ロシアがウクライナへ侵攻してから一年が過ぎた。毎日のように、ウクライナの街が破壊されていく映像や傷ついた市民のインタビューが流れている。でもどこか映画のようでもあり実感がわかない。
私たちにとってウクライナは地理的には確かに遠い国だ。電気やガスが値上がりしたり物価が上がったり生活レベルでしか実感がないのは仕方がないが、自分に関係がないからと無関心でいていいのだろうか。こうしている間にもたくさんの人たちが殺されている。でも出口が見える状況にはなさそうだ。
世界は政治のみならず文化でも経済でもグローバルにつながっている。

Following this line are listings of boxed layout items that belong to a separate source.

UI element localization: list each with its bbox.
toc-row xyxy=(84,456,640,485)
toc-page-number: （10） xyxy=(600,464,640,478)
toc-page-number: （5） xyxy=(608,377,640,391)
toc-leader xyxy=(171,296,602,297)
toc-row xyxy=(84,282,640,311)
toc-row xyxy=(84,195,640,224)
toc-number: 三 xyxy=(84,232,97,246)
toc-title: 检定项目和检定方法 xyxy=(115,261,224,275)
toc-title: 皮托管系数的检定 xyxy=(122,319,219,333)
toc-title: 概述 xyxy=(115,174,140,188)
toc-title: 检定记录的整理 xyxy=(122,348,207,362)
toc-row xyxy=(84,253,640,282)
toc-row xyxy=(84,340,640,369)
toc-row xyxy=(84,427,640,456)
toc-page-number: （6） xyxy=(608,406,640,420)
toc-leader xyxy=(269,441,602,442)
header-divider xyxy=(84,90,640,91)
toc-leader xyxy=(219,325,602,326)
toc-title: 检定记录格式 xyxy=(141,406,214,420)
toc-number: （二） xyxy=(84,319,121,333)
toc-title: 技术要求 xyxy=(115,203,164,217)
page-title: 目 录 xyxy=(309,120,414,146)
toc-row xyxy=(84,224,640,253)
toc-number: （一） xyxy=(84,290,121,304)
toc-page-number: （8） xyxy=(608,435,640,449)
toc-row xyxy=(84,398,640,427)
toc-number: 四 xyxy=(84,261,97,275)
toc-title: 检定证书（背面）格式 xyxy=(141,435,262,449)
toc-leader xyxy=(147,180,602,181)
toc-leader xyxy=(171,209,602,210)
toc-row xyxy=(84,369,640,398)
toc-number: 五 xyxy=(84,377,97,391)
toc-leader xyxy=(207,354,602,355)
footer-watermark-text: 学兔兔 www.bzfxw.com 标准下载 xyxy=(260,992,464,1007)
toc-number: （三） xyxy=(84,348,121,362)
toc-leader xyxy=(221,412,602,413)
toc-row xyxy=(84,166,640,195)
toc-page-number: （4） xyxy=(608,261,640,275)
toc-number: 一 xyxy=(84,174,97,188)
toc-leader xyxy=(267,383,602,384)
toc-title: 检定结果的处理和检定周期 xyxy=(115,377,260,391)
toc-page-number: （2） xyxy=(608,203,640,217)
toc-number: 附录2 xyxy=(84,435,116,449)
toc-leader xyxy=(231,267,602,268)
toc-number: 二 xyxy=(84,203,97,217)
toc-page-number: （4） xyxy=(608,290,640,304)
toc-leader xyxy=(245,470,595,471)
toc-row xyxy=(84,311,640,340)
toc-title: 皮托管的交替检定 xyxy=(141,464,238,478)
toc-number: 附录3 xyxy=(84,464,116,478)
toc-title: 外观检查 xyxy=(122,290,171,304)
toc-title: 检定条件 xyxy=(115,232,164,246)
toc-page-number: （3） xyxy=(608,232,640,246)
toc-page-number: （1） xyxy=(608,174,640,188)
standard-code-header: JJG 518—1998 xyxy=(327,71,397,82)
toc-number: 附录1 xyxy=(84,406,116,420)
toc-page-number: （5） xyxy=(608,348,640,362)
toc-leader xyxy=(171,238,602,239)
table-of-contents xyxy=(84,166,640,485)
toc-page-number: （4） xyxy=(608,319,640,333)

せめて「平和」について考えてみたい。
平和って何だろう?
どうすれば平和が保てるのだろう?と。
私が「平和」について考える時、必ず思い出す詩がある。谷川俊太郎氏の『朝のリレー』だ。
『朝のリレー 』
カムチャツカの若者が きりんの夢を見ているとき
メキシコの娘は 朝もやの中でバスを待っている
ニューヨークの少女が ほほえみながら寝がえりをうつとき
ローマの少年は 柱頭を染める朝陽にウィンクする
この地球では
いつもどこかで朝がはじまっている
ぼくらは朝をリレーするのだ
経度から経度へと
そうしていわば交替で地球を守る
眠る前のひととき耳をすますと
どこか遠くで目覚まし時計のベルが鳴ってる
それはあなたの送った朝を
誰かがしっかりと受けとめた証拠なのだ
谷川俊太郎「朝のリレー」より
今、この詩の意味を噛みしめたい。そしてもう一度、平和について考えてみようと思う。